Backing up personal records to cloud storage
Use 7-Zip with .7z format and AES-256 plus encrypted file names. The cloud provider sees an opaque blob, not even your file names. Strong AES-256 means the encryption survives even if the cloud provider is compromised.
Shipping client deliverables on a USB drive
Use WinRAR with RAR5 format, AES-256, and recovery records enabled. The recovery records protect against media corruption — a single bad sector will not lose the whole archive.
Hiding casual files from family on a shared Mac
Built-in Terminal zip is fine. ZipCrypto is weak in cryptographic terms but holds up against casual snooping. For anything more sensitive, install Keka or PeaZip.
Common Mistakes to Avoid
Using Windows Explorer's built-in ZIP compression: It has no password option at all. Many users think their ZIP is encrypted when they put it in a password-protected folder; the ZIP itself is not protected. Always use a third-party tool.

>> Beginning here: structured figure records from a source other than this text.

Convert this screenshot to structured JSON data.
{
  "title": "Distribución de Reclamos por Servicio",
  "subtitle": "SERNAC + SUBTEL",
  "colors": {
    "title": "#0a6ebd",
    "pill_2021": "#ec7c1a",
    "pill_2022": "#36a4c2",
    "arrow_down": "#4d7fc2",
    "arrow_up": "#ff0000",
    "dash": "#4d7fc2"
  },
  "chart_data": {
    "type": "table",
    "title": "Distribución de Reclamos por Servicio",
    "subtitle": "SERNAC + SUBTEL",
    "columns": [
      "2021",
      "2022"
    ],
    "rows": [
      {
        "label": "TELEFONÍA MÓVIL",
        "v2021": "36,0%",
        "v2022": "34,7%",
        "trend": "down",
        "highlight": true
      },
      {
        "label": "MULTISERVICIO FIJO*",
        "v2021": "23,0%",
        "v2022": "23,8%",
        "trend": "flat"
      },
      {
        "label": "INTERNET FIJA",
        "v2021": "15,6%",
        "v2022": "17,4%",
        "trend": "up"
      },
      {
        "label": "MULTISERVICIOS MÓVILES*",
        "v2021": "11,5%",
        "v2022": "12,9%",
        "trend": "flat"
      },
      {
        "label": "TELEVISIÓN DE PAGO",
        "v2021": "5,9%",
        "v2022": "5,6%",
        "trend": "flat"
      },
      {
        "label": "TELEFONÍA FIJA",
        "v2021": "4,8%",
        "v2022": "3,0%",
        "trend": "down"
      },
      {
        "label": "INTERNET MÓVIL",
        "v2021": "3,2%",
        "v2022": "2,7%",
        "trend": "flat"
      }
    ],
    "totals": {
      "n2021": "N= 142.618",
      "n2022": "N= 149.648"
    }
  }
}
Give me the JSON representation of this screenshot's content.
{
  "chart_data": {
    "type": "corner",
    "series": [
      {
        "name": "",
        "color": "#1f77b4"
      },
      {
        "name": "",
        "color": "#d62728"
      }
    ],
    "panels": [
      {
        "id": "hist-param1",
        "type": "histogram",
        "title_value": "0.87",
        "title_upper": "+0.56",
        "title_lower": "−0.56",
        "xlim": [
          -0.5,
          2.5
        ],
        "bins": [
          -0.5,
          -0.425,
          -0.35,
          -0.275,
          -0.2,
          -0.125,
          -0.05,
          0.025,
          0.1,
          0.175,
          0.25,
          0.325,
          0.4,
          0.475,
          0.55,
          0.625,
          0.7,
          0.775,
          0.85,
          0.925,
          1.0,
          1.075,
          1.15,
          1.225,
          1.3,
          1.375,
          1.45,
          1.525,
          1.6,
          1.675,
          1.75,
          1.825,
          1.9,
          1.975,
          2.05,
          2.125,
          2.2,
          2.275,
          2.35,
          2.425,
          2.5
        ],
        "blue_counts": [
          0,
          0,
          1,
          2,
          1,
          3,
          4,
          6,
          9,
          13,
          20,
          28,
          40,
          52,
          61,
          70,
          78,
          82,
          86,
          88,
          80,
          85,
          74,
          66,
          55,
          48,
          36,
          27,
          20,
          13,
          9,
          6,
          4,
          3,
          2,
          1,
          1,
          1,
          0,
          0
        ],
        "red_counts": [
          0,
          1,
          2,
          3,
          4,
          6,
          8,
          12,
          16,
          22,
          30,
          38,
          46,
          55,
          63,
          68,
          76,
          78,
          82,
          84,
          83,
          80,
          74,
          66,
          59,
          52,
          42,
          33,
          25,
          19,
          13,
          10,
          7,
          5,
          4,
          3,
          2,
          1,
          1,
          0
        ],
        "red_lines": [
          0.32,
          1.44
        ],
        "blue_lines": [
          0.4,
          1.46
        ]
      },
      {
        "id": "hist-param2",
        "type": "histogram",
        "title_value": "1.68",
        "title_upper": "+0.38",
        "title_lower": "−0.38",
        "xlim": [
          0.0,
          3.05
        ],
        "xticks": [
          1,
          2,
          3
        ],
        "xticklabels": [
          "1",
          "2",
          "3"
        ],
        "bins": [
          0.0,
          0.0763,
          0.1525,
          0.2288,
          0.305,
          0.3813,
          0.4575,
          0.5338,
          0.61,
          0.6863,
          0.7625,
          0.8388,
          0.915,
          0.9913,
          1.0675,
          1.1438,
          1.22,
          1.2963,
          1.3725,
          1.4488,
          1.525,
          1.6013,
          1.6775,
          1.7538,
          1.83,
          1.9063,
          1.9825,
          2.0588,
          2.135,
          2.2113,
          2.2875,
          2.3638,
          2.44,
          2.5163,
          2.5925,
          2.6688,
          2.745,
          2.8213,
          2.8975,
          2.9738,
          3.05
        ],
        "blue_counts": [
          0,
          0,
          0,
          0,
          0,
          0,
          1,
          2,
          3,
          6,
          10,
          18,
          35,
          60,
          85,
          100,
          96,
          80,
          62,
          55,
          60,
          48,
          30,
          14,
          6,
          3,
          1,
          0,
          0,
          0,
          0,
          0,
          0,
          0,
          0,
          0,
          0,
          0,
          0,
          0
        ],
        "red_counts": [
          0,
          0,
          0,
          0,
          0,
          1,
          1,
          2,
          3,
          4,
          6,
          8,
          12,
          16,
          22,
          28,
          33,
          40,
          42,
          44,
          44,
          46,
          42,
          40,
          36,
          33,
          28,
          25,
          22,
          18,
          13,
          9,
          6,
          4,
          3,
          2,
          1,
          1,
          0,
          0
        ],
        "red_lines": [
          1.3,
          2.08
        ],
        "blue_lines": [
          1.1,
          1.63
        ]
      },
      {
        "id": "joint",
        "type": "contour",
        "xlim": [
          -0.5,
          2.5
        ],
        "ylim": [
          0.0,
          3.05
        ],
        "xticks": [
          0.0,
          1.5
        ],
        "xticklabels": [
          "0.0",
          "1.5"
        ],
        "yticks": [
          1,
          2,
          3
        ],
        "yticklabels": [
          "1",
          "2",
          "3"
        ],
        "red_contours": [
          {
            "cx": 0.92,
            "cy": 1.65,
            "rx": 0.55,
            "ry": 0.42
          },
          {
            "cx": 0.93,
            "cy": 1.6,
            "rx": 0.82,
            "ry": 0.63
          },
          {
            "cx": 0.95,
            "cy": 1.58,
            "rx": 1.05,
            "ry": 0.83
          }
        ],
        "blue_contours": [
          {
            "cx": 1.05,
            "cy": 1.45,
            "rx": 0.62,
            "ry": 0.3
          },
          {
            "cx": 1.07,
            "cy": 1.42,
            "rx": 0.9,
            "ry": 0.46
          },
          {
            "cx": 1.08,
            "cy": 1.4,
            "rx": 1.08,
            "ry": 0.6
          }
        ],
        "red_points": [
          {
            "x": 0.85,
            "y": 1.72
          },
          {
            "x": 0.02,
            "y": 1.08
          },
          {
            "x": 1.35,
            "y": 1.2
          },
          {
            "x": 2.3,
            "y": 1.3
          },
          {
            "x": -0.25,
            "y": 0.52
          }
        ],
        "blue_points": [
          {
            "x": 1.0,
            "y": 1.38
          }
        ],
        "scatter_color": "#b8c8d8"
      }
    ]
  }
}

Picking the default encryption method: 7-Zip defaults to ZipCrypto when creating .zip files. You must manually change the dropdown to AES-256. This single click is the difference between unbreakable and crackable-in-minutes.
Using a short password: An 8-character password with AES-256 can still be cracked through brute force given enough time. Use 12+ characters minimum, and ideally 16+ for genuinely sensitive content.
Storing the password in the same email as the ZIP: Defeats the purpose. Send the file through one channel, the password through a different one.
Forgetting that file names leak in ZIP format: Encrypted ZIP files reveal the names of files inside even without the password. For genuine privacy, use the .7z format with "Encrypt file names" enabled.
Frequently Asked Questions
What is the strongest free way to password protect a ZIP file?
7-Zip with AES-256 encryption in the .7z format. It protects both file contents and file names, uses modern encryption, and is open-source.
Is default ZIP password protection secure?
No. The default ZipCrypto encryption is mathematically broken and can be cracked in minutes on a modern computer. Always select AES-256 instead.
Can I password protect a ZIP file on Mac without installing software?
Yes — use Terminal: zip -e archive.zip file1.txt. But this uses weak ZipCrypto. For real protection on Mac, install Keka or PeaZip and use AES-256.
What happens if I forget the password?
With AES-256, the archive is unrecoverable. There is no recovery service, no backdoor, no support. Always save passwords in a password manager before encrypting.
Should I use ZIP or 7z format for encryption?
Use 7z if your recipient has a 7z-capable tool. 7z encrypts file names too, while encrypted ZIPs leak the file list. Use ZIP only when maximum compatibility is required.
The Verdict
For most users, the answer is simple: install 7-Zip, create archives with .7z format and AES-256, and enable "Encrypt file names" for genuinely sensitive content. The whole workflow takes three minutes and gives you the same encryption strength used by banks. The only ongoing discipline needed is saving the password in a password manager before you create the archive.
For background on archive formats, see our ZIP vs 7z vs RAR comparison and our full 7-Zip review. For an external reference, the official 7z format documentation covers the technical details of how AES-256 is applied.
Next step: install 7-Zip from the official site, create a test archive with a real password, and verify the encryption by trying to open it. Once the workflow is familiar, applying it to actual sensitive files takes 30 seconds.